- Government Acts to Stop Agreements Not to Solicit Employees
- January 4, 2011 | Author: Alan I. Greene
- Law Firm: Hinshaw & Culbertson LLP - Chicago Office
Many companies include anti-pirating provisions in their employment agreements, whereby the employee agrees that upon leaving the company, he or she will not to solicit for employment or hire the former employer’s employees on behalf of any other entity. A variation is an agreement between competing companies to refrain from soliciting or hiring each other’s employees. These agreements recently have attracted the attention of U.S. antitrust regulators.
The U.S. Department of Justice’s (DOJ’s) Antitrust Division charged Lucasfilm with conspiring to violate Section 1 of the Sherman Act by agreeing with Pixar that neither would “cold call” the employees of the other and that each would notify the other when making an offer to the other’s employee. The DOJ charged that the agreement reduced competition by limiting recruitment and movement of highly specialized digital animation workers and preventing employees from achieving higher compensation.
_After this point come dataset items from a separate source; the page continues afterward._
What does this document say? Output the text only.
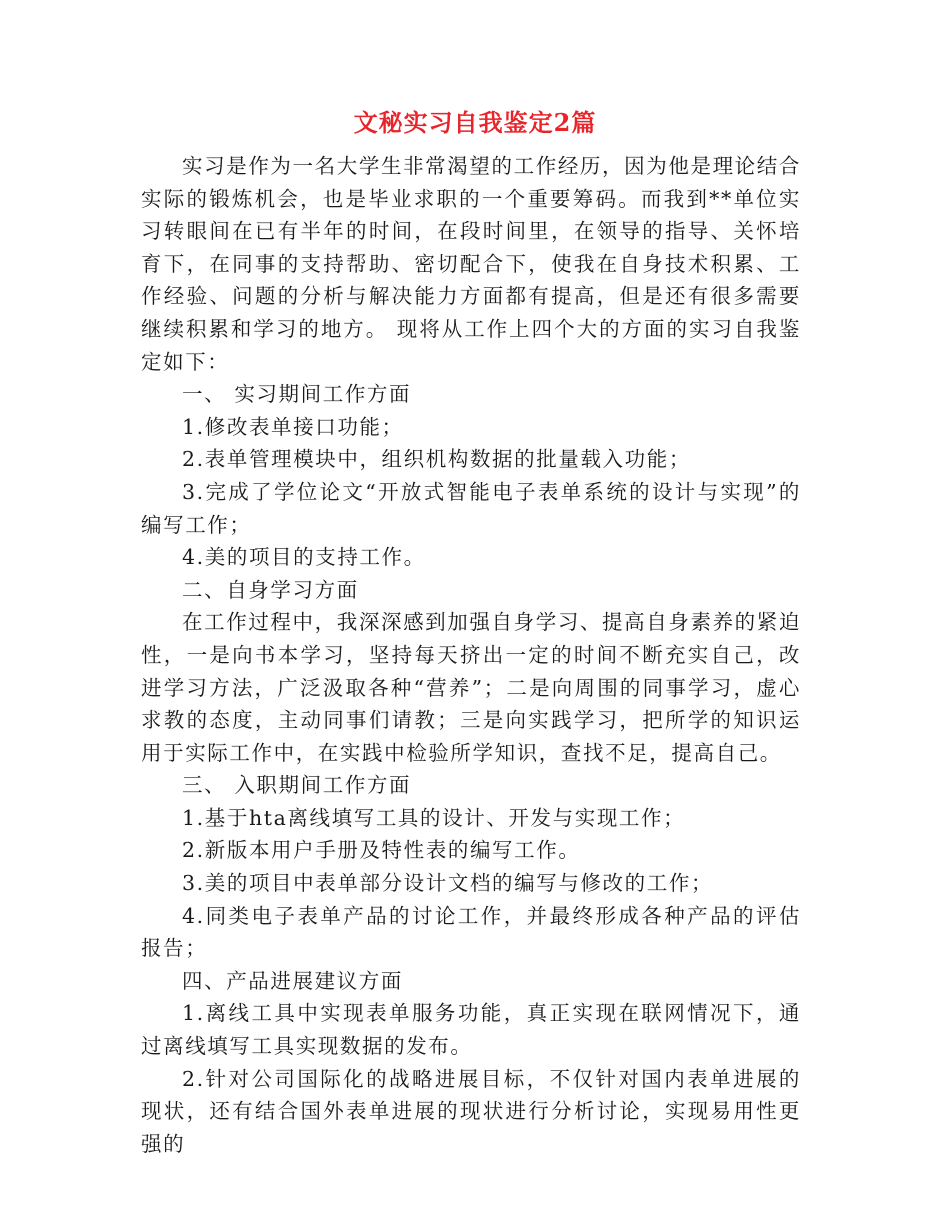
文秘实习自我鉴定2篇

实习是作为一名大学生非常渴望的工作经历，因为他是理论结合实际的锻炼机会，也是毕业求职的一个重要筹码。而我到**单位实习转眼间在已有半年的时间，在段时间里，在领导的指导、关怀培育下，在同事的支持帮助、密切配合下，使我在自身技术积累、工作经验、问题的分析与解决能力方面都有提高，但是还有很多需要继续积累和学习的地方。 现将从工作上四个大的方面的实习自我鉴定如下：

一、 实习期间工作方面

1.修改表单接口功能；

2.表单管理模块中，组织机构数据的批量载入功能；

3.完成了学位论文“开放式智能电子表单系统的设计与实现”的编写工作；

4.美的项目的支持工作。

二、自身学习方面

在工作过程中，我深深感到加强自身学习、提高自身素养的紧迫性，一是向书本学习，坚持每天挤出一定的时间不断充实自己，改进学习方法，广泛汲取各种“营养”；二是向周围的同事学习，虚心求教的态度，主动同事们请教；三是向实践学习，把所学的知识运用于实际工作中，在实践中检验所学知识，查找不足，提高自己。

三、 入职期间工作方面

1.基于hta离线填写工具的设计、开发与实现工作；

2.新版本用户手册及特性表的编写工作。

3.美的项目中表单部分设计文档的编写与修改的工作；

4.同类电子表单产品的讨论工作，并最终形成各种产品的评估报告；

四、产品进展建议方面

1.离线工具中实现表单服务功能，真正实现在联网情况下，通过离线填写工具实现数据的发布。

2.针对公司国际化的战略进展目标，不仅针对国内表单进展的现状，还有结合国外表单进展的现状进行分析讨论，实现易用性更强的
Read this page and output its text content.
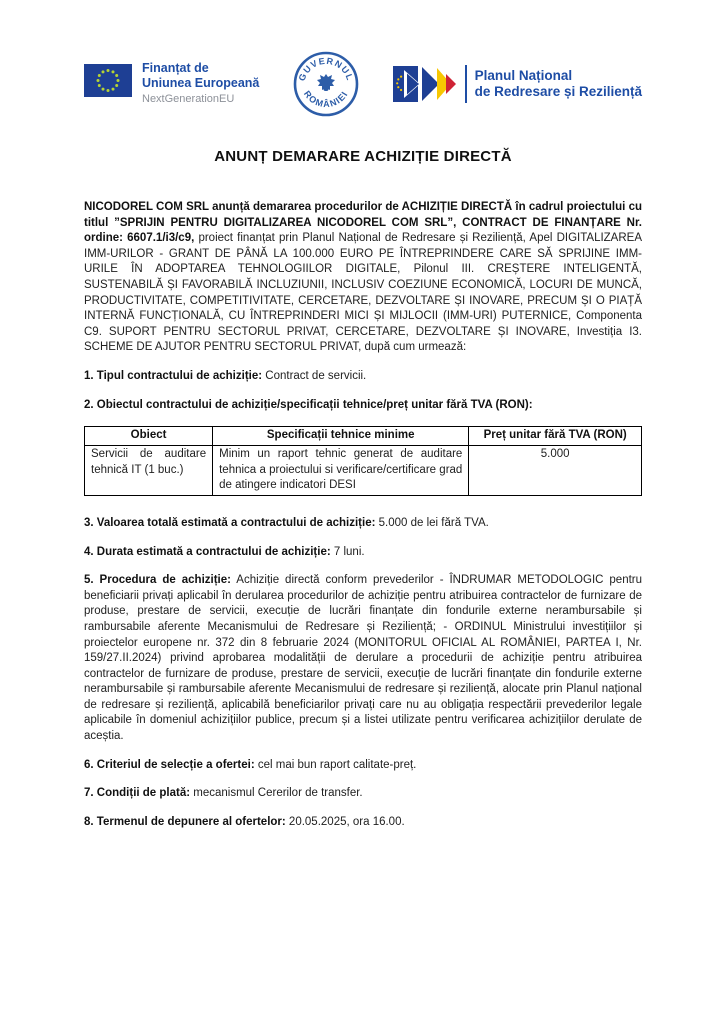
Finanțat de
Uniunea Europeană
NextGenerationEU
GUVERNUL
ROMÂNIEI
Planul Național
de Redresare și Reziliență
ANUNȚ DEMARARE ACHIZIȚIE DIRECTĂ

NICODOREL COM SRL anunță demararea procedurilor de ACHIZIȚIE DIRECTĂ în cadrul proiectului cu titlul ”SPRIJIN PENTRU DIGITALIZAREA NICODOREL COM SRL”, CONTRACT DE FINANȚARE Nr. ordine: 6607.1/i3/c9, proiect finanțat prin Planul Național de Redresare și Reziliență, Apel DIGITALIZAREA IMM-URILOR - GRANT DE PÂNĂ LA 100.000 EURO PE ÎNTREPRINDERE CARE SĂ SPRIJINE IMM-URILE ÎN ADOPTAREA TEHNOLOGIILOR DIGITALE, Pilonul III. CREȘTERE INTELIGENTĂ, SUSTENABILĂ ȘI FAVORABILĂ INCLUZIUNII, INCLUSIV COEZIUNE ECONOMICĂ, LOCURI DE MUNCĂ, PRODUCTIVITATE, COMPETITIVITATE, CERCETARE, DEZVOLTARE ȘI INOVARE, PRECUM ȘI O PIAȚĂ INTERNĂ FUNCȚIONALĂ, CU ÎNTREPRINDERI MICI ȘI MIJLOCII (IMM-URI) PUTERNICE, Componenta C9. SUPORT PENTRU SECTORUL PRIVAT, CERCETARE, DEZVOLTARE ȘI INOVARE, Investiția I3. SCHEME DE AJUTOR PENTRU SECTORUL PRIVAT, după cum urmează:

1. Tipul contractului de achiziție: Contract de servicii.

2. Obiectul contractului de achiziție/specificații tehnice/preț unitar fără TVA (RON):

Obiect	Specificații tehnice minime	Preț unitar fără TVA (RON)
Servicii de auditare tehnică IT (1 buc.)	Minim un raport tehnic generat de auditare tehnica a proiectului si verificare/certificare grad de atingere indicatori DESI	5.000

3. Valoarea totală estimată a contractului de achiziție: 5.000 de lei fără TVA.

4. Durata estimată a contractului de achiziție: 7 luni.

5. Procedura de achiziție: Achiziție directă conform prevederilor - ÎNDRUMAR METODOLOGIC pentru beneficiarii privați aplicabil în derularea procedurilor de achiziție pentru atribuirea contractelor de furnizare de produse, prestare de servicii, execuție de lucrări finanțate din fondurile externe nerambursabile și rambursabile aferente Mecanismului de Redresare și Reziliență; - ORDINUL Ministrului investițiilor și proiectelor europene nr. 372 din 8 februarie 2024 (MONITORUL OFICIAL AL ROMÂNIEI, PARTEA I, Nr. 159/27.II.2024) privind aprobarea modalității de derulare a procedurii de achiziție pentru atribuirea contractelor de furnizare de produse, prestare de servicii, execuție de lucrări finanțate din fondurile externe nerambursabile și rambursabile aferente Mecanismului de redresare și reziliență, alocate prin Planul național de redresare și reziliență, aplicabilă beneficiarilor privați care nu au obligația respectării prevederilor legale aplicabile în domeniul achizițiilor publice, precum și a listei utilizate pentru verificarea achizițiilor derulate de aceștia.

6. Criteriul de selecție a ofertei: cel mai bun raport calitate-preț.

7. Condiții de plată: mecanismul Cererilor de transfer.

8. Termenul de depunere al ofertelor: 20.05.2025, ora 16.00.
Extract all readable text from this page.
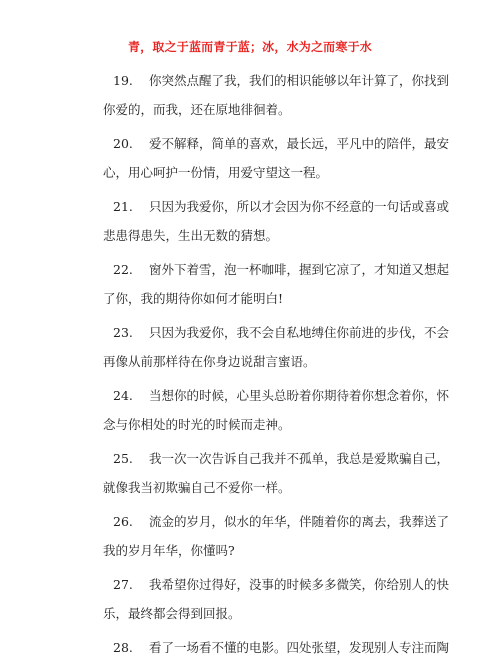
青，取之于蓝而青于蓝；冰，水为之而寒于水
19. 你突然点醒了我，我们的相识能够以年计算了，你找到
你爱的，而我，还在原地徘徊着。
20. 爱不解释，简单的喜欢，最长远，平凡中的陪伴，最安
心，用心呵护一份情，用爱守望这一程。
21. 只因为我爱你，所以才会因为你不经意的一句话或喜或
悲患得患失，生出无数的猜想。
22. 窗外下着雪，泡一杯咖啡，握到它凉了，才知道又想起
了你，我的期待你如何才能明白!
23. 只因为我爱你，我不会自私地缚住你前进的步伐，不会
再像从前那样待在你身边说甜言蜜语。
24. 当想你的时候，心里头总盼着你期待着你想念着你，怀
念与你相处的时光的时候而走神。
25. 我一次一次告诉自己我并不孤单，我总是爱欺骗自己，
就像我当初欺骗自己不爱你一样。
26. 流金的岁月，似水的年华，伴随着你的离去，我葬送了
我的岁月年华，你懂吗?
27. 我希望你过得好，没事的时候多多微笑，你给别人的快
乐，最终都会得到回报。
28. 看了一场看不懂的电影。四处张望，发现别人专注而陶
Lucasfilm has agreed to a consent decree which prohibits it from entering into, maintaining or enforcing any agreement that prevents it from soliciting, cold calling, recruiting or otherwise competing for employees. An earlier consent decree imposed similar restrictions on Pixar and other high-tech companies, including Adobe, Apple, Google, Intel and Intuit.
Employers should be aware that the DOJ and the U.S. Federal Trade Commission, which also enforces federal antitrust laws, are looking to prevent agreements between competitors which limit competition for employees. These agencies also continue to engage in traditional enforcement efforts against agreements which limit competition for customers or otherwise tend to increase prices.